Our final count will be the sum of all of the 8-bit lanes in innertotal
.
total = 0;
for(int i=0;i<32;i++) { total += register[lane_i];}
Unfortunately, there is no intrinsic in avx2 to do this operation, so we employ a little trick using the _mm256_sad_epu8
or the Sum Absolute Differences intrinsic
innertotal = _mm256_sad_epu8(zero, innertotal); // produces 4 64-bit
total = _mm256_add_epi64(total, innertotal);
the sad_epu8
intrinsic, subtracts each 8-bit lane from register b (innertotal) from register a (zero), takes the absolute of the value and adds them with the value from the other lanes.
it emits 4 64-bit values containing the sum of 8, 8-bit lanes. To make this easier to understand here is the output of the previous 2 intrinsics
innertotal: [0x07040002, 0x00000000, 0x07040002, 0x00000000, 0x07040002, 0x00000000, 0x07040002, 0x00000000, ]
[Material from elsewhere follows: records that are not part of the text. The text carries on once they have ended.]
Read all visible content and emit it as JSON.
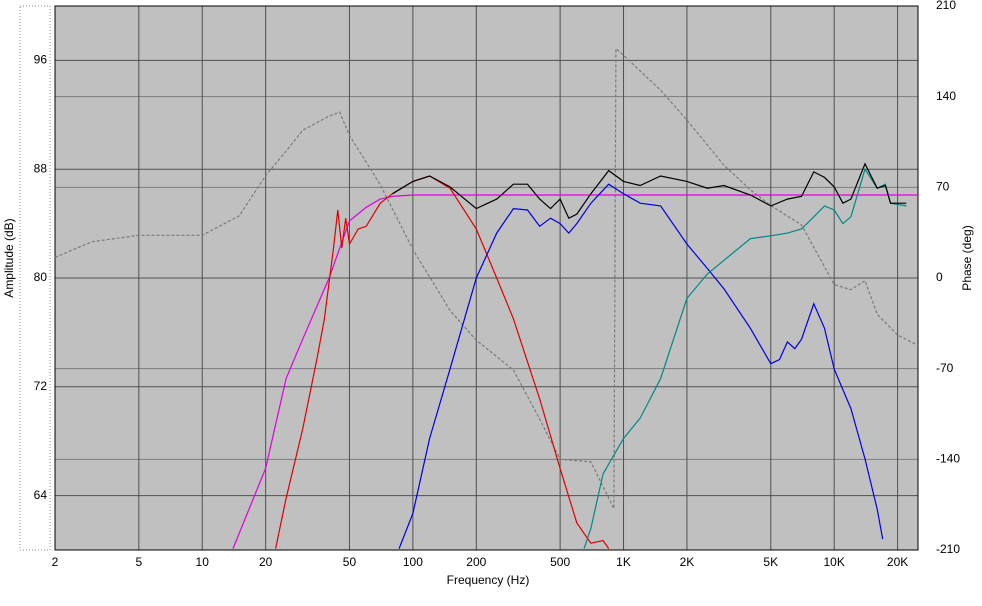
{
  "chart_data": {
    "type": "line",
    "x_label": "Frequency (Hz)",
    "y_label": "Amplitude (dB)",
    "y2_label": "Phase (deg)",
    "xscale": "log",
    "grid": true,
    "xlim": [
      2,
      25000
    ],
    "ylim": [
      60,
      100
    ],
    "y2lim": [
      -210,
      210
    ],
    "xticks": [
      2,
      5,
      10,
      20,
      50,
      100,
      200,
      500,
      {
        "value": 1000,
        "label": "1K"
      },
      {
        "value": 2000,
        "label": "2K"
      },
      {
        "value": 5000,
        "label": "5K"
      },
      {
        "value": 10000,
        "label": "10K"
      },
      {
        "value": 20000,
        "label": "20K"
      }
    ],
    "yticks": [
      64,
      72,
      80,
      88,
      96
    ],
    "y2ticks": [
      -210,
      -140,
      -70,
      0,
      70,
      140,
      210
    ],
    "series": [
      {
        "color": "#7a7a7a",
        "dash": true,
        "axis": "y2",
        "x": [
          2,
          3,
          5,
          10,
          15,
          20,
          25,
          30,
          40,
          45,
          50,
          70,
          100,
          150,
          200,
          300,
          400,
          500,
          700,
          900,
          920,
          1000,
          1500,
          2000,
          3000,
          4000,
          5000,
          7000,
          10000,
          12000,
          14000,
          16000,
          20000,
          25000
        ],
        "values": [
          16,
          28,
          33,
          33,
          48,
          79,
          98,
          114,
          125,
          128,
          110,
          72,
          22,
          -25,
          -48,
          -71,
          -109,
          -140,
          -142,
          -178,
          177,
          172,
          145,
          122,
          87,
          68,
          56,
          41,
          -5,
          -9,
          -2,
          -28,
          -44,
          -52
        ]
      },
      {
        "color": "#e000e0",
        "x": [
          14,
          20,
          25,
          30,
          40,
          50,
          60,
          70,
          80,
          100,
          1000,
          10000,
          25000
        ],
        "values": [
          60.1,
          66,
          72.6,
          75.5,
          80,
          84.2,
          85.2,
          85.8,
          86,
          86.1,
          86.1,
          86.1,
          86.1
        ]
      },
      {
        "color": "#e00000",
        "x": [
          22.3,
          25,
          30,
          35,
          38,
          42,
          44,
          46,
          48,
          50,
          55,
          60,
          70,
          80,
          100,
          120,
          150,
          200,
          250,
          300,
          400,
          500,
          600,
          700,
          800,
          850
        ],
        "values": [
          60.1,
          63.8,
          68.9,
          74,
          77,
          82.2,
          85,
          82.2,
          84.4,
          82.5,
          83.6,
          83.8,
          85.5,
          86.2,
          87.1,
          87.5,
          86.6,
          83.6,
          80,
          77,
          71.1,
          66,
          62,
          60.5,
          60.7,
          60.1
        ]
      },
      {
        "color": "#0000e0",
        "x": [
          86,
          100,
          120,
          150,
          200,
          250,
          300,
          350,
          400,
          450,
          500,
          550,
          600,
          700,
          850,
          1000,
          1200,
          1500,
          2000,
          2500,
          3000,
          4000,
          5000,
          5500,
          6000,
          6500,
          7000,
          8000,
          9000,
          10000,
          12000,
          14000,
          16000,
          17000
        ],
        "values": [
          60.1,
          62.7,
          68.2,
          73.3,
          80,
          83.3,
          85.1,
          85,
          83.8,
          84.4,
          84,
          83.3,
          84,
          85.5,
          86.9,
          86.2,
          85.5,
          85.3,
          82.5,
          80.7,
          79.2,
          76.3,
          73.7,
          74,
          75.3,
          74.8,
          75.5,
          78.1,
          76.3,
          73.3,
          70.4,
          66.7,
          63,
          60.8
        ]
      },
      {
        "color": "#008888",
        "x": [
          650,
          700,
          800,
          1000,
          1200,
          1500,
          2000,
          2500,
          3000,
          4000,
          5000,
          6000,
          7000,
          8000,
          9000,
          10000,
          11000,
          12000,
          14000,
          16000,
          17500,
          18500,
          22000
        ],
        "values": [
          60.1,
          61.6,
          65.6,
          68.2,
          69.7,
          72.6,
          78.5,
          80.3,
          81.3,
          82.9,
          83.1,
          83.3,
          83.6,
          84.5,
          85.3,
          85,
          84,
          84.5,
          88,
          86.6,
          86.9,
          85.5,
          85.3
        ]
      },
      {
        "color": "#000000",
        "x": [
          80,
          100,
          120,
          150,
          200,
          250,
          300,
          350,
          400,
          450,
          500,
          550,
          600,
          700,
          850,
          1000,
          1200,
          1500,
          2000,
          2500,
          3000,
          4000,
          5000,
          6000,
          7000,
          8000,
          9000,
          10000,
          11000,
          12000,
          14000,
          16000,
          17500,
          18500,
          22000
        ],
        "values": [
          86.2,
          87.1,
          87.5,
          86.7,
          85.1,
          85.8,
          86.9,
          86.9,
          85.8,
          85.1,
          85.8,
          84.4,
          84.7,
          86.2,
          87.9,
          87.1,
          86.8,
          87.5,
          87.1,
          86.6,
          86.8,
          86.1,
          85.3,
          85.8,
          86,
          87.8,
          87.4,
          86.7,
          85.5,
          85.8,
          88.4,
          86.6,
          86.8,
          85.5,
          85.5
        ]
      }
    ]
  }
}
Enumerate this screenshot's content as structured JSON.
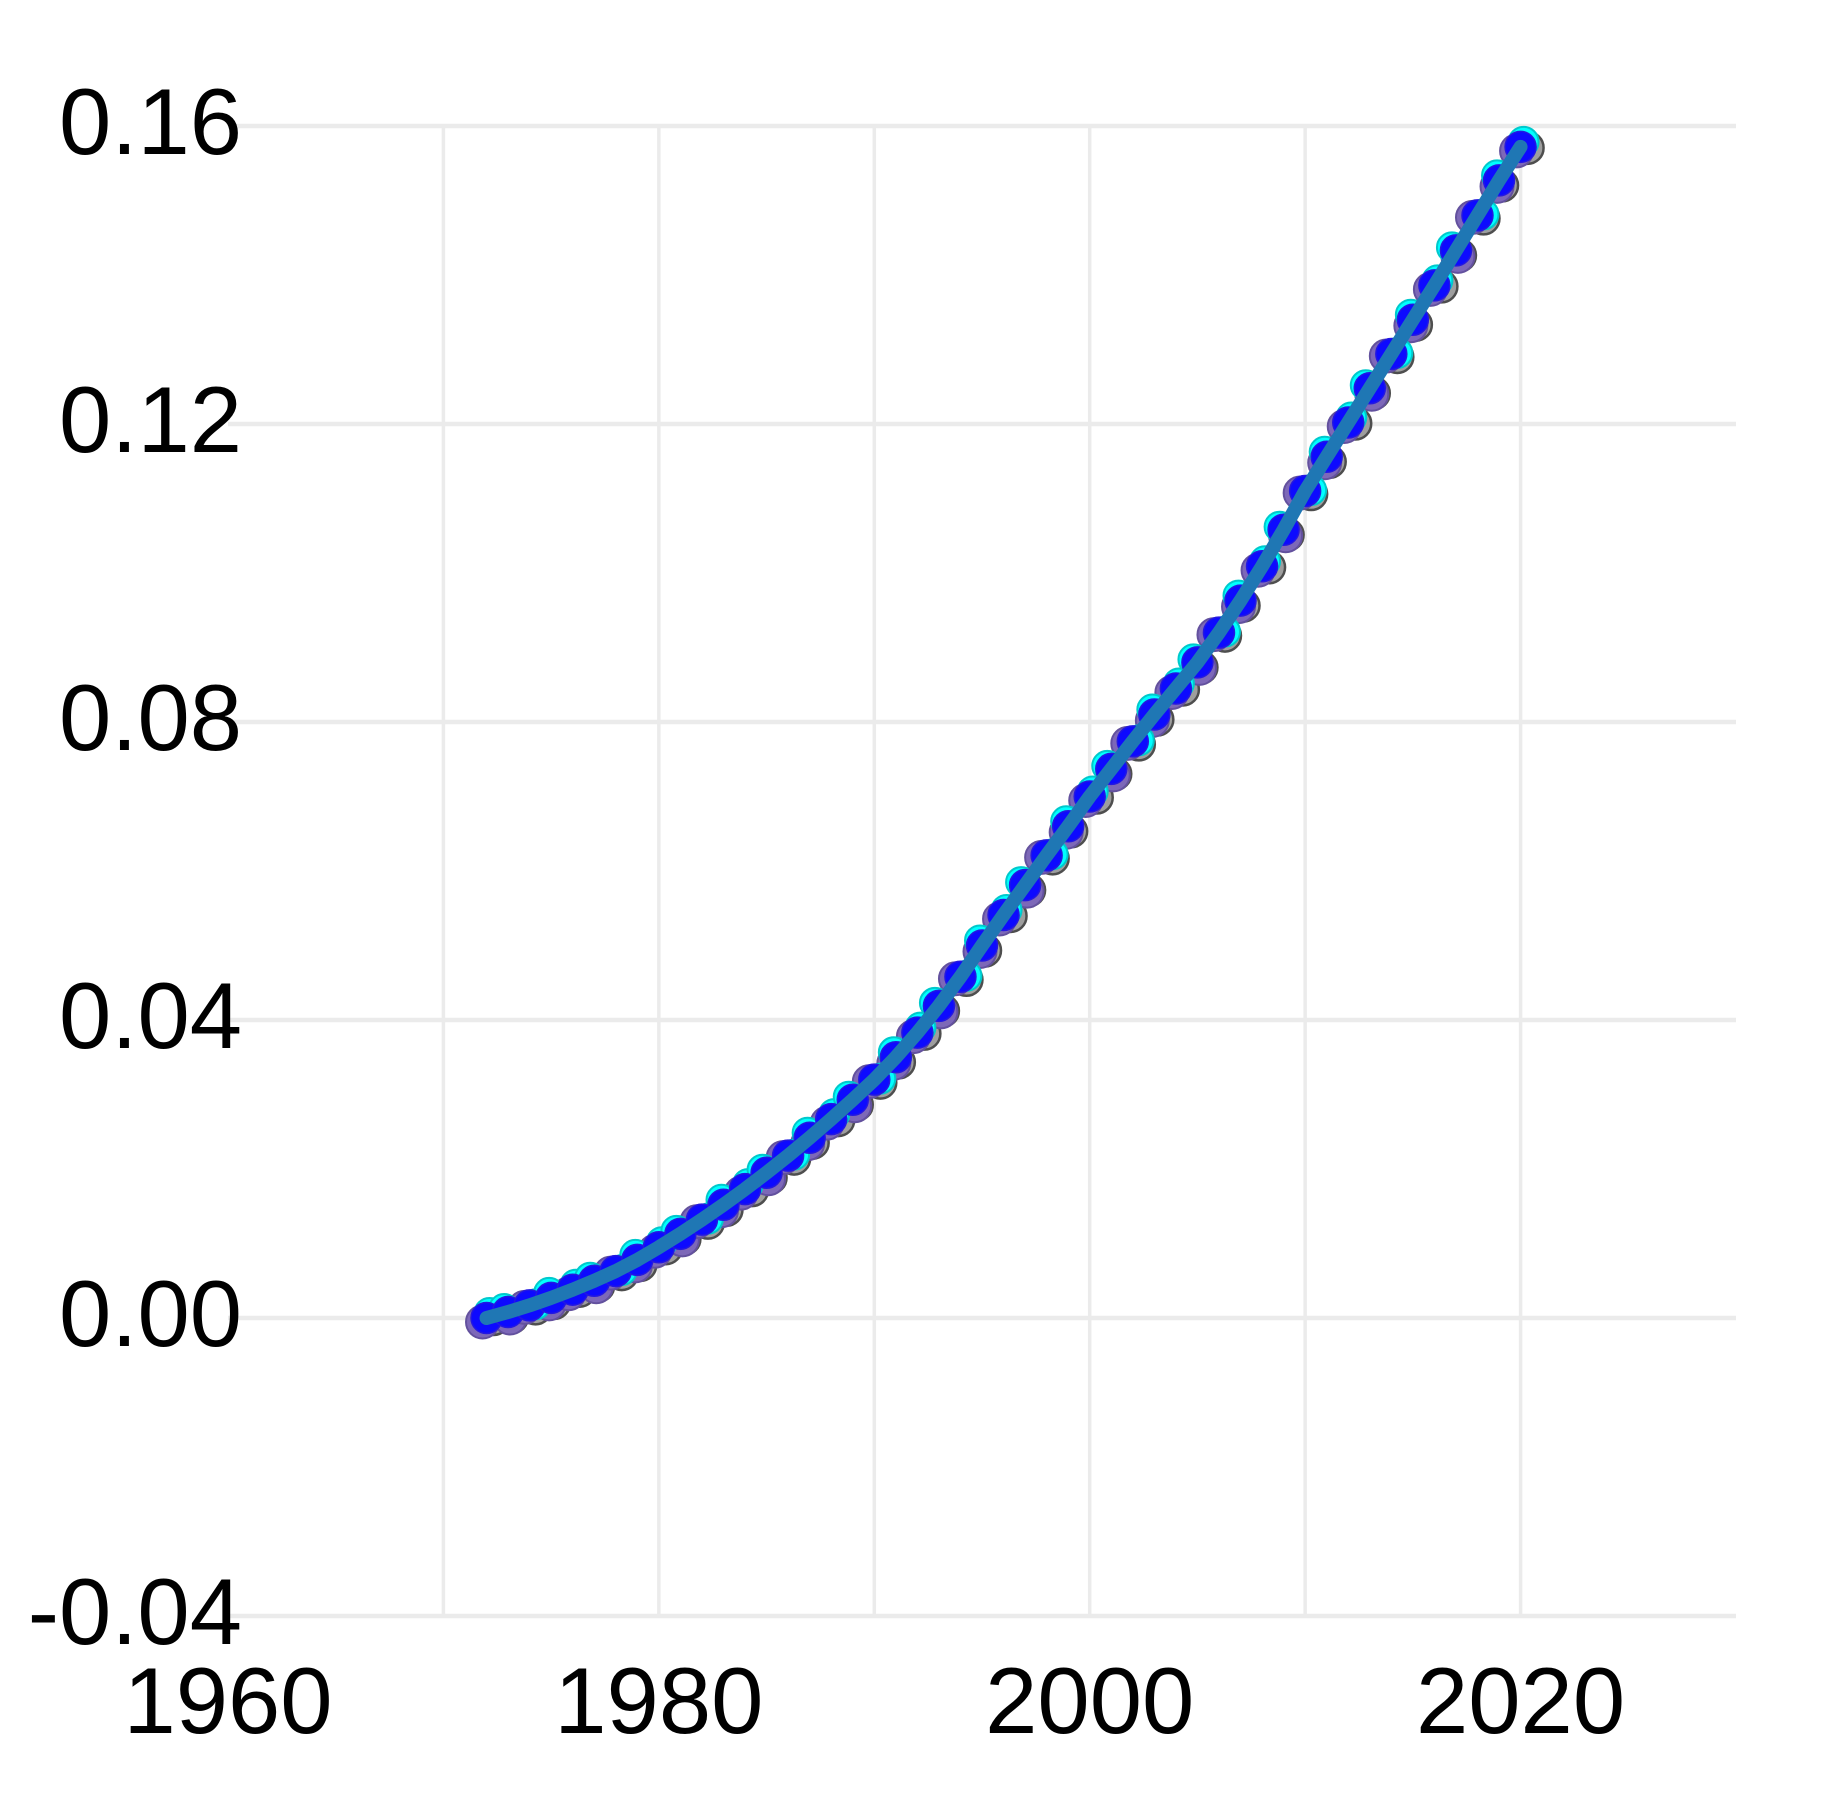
{
  "chart_data": {
    "type": "scatter",
    "title": "",
    "xlabel": "",
    "ylabel": "",
    "legend": "none",
    "grid": true,
    "background_color": "#ffffff",
    "gridline_color": "#ebebeb",
    "x_axis": {
      "range": [
        1960,
        2030
      ],
      "tick_labels": [
        "1960",
        "1980",
        "2000",
        "2020"
      ],
      "tick_values": [
        1960,
        1980,
        2000,
        2020
      ],
      "gridlines": [
        1970,
        1980,
        1990,
        2000,
        2010,
        2020
      ]
    },
    "y_axis": {
      "range": [
        -0.04,
        0.16
      ],
      "tick_labels": [
        "-0.04",
        "0.00",
        "0.04",
        "0.08",
        "0.12",
        "0.16"
      ],
      "tick_values": [
        -0.04,
        0.0,
        0.04,
        0.08,
        0.12,
        0.16
      ],
      "gridlines": [
        -0.04,
        0.0,
        0.04,
        0.08,
        0.12,
        0.16
      ]
    },
    "x": [
      1972,
      1973,
      1974,
      1975,
      1976,
      1977,
      1978,
      1979,
      1980,
      1981,
      1982,
      1983,
      1984,
      1985,
      1986,
      1987,
      1988,
      1989,
      1990,
      1991,
      1992,
      1993,
      1994,
      1995,
      1996,
      1997,
      1998,
      1999,
      2000,
      2001,
      2002,
      2003,
      2004,
      2005,
      2006,
      2007,
      2008,
      2009,
      2010,
      2011,
      2012,
      2013,
      2014,
      2015,
      2016,
      2017,
      2018,
      2019,
      2020
    ],
    "values": [
      0.0,
      0.0008,
      0.0017,
      0.0027,
      0.0038,
      0.005,
      0.0063,
      0.0078,
      0.0095,
      0.0113,
      0.0132,
      0.0152,
      0.0173,
      0.0195,
      0.0218,
      0.0242,
      0.0267,
      0.0293,
      0.032,
      0.035,
      0.0383,
      0.0419,
      0.0458,
      0.05,
      0.0541,
      0.0581,
      0.0621,
      0.066,
      0.07,
      0.0737,
      0.0774,
      0.081,
      0.0845,
      0.088,
      0.092,
      0.0963,
      0.1009,
      0.1058,
      0.111,
      0.1156,
      0.1202,
      0.1248,
      0.1294,
      0.134,
      0.1386,
      0.1433,
      0.148,
      0.1527,
      0.1572
    ],
    "series": [
      {
        "name": "markers-gray",
        "type": "scatter-markers",
        "marker_color": "#9e9e9e",
        "marker_edge_color": "#4e4e4e",
        "shares_values": true
      },
      {
        "name": "markers-purple",
        "type": "scatter-markers",
        "marker_color": "#7d68b8",
        "marker_edge_color": "#63519e",
        "shares_values": true
      },
      {
        "name": "markers-cyan",
        "type": "scatter-markers",
        "marker_color": "#00ffff",
        "marker_edge_color": "#00c9cc",
        "shares_values": true
      },
      {
        "name": "markers-blue",
        "type": "scatter-markers",
        "marker_color": "#0d0aff",
        "marker_edge_color": "#2418e0",
        "shares_values": true
      },
      {
        "name": "trend-line",
        "type": "line",
        "line_color": "#1f77b4",
        "line_width": 14,
        "shares_values": true
      }
    ]
  }
}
total: [0x0000000D, 0x00000000, 0x0000000D, 0x00000000, 0x0000000D, 0x00000000, 0x0000000D, 0x00000000, ]
The first 64-bit lane in total
contains the value 0xD (or decimal 13), which is the sum of the first 8 8 bit lanes in innertotal
. This incidentally is also number of 1
s in each of the elements in the input array !
Once the loops are processed, we process any leftover values
const int leftoverwords = length % 4;
int leftover = 0;
for(size_t k = length - leftoverwords; k < length; ++k) {
leftover += _mm_popcnt_u64(array[k]);
}
Since our total is a vector register and we are returning a single 64-bit value, we must extract each 64-bit value from our total
register. We can do that using __mm256_extract_epi64(register, lane)
to extract the 64-bit value in lane
.
return leftover + _mm256_extract_epi64(total, 0) + _mm256_extract_epi64(total, 1)
+ _mm256_extract_epi64(total, 2) + _mm256_extract_epi64(total, 3);
Using SIMD , we thus process 256-bits in a go instead of 64-bits in each iteration using _mm_popcnt_u64(array[k])
, with potentially upto 4x the speed up (in reality, due to loop overhead and multiple instructions per loop iteration, the speed is 2x or less)
Conclusion
We used SIMD to solve a problem with real world applications and not just as a contrived example. I was very surprised by the fact that my fn with no inner loop ended up being slower than one with 2 loops. Clearly O(n^2) must be slower than O(n) right ? I still have no idea how this happened , but I speculate that with all the optimization flags turned on, the compiler decided to unroll the innerloop thus avoiding the overhead of the loop, or am I getting slowed down due to microarchitecture issues ? I will continue investigating this and hopefully in the future have an answer.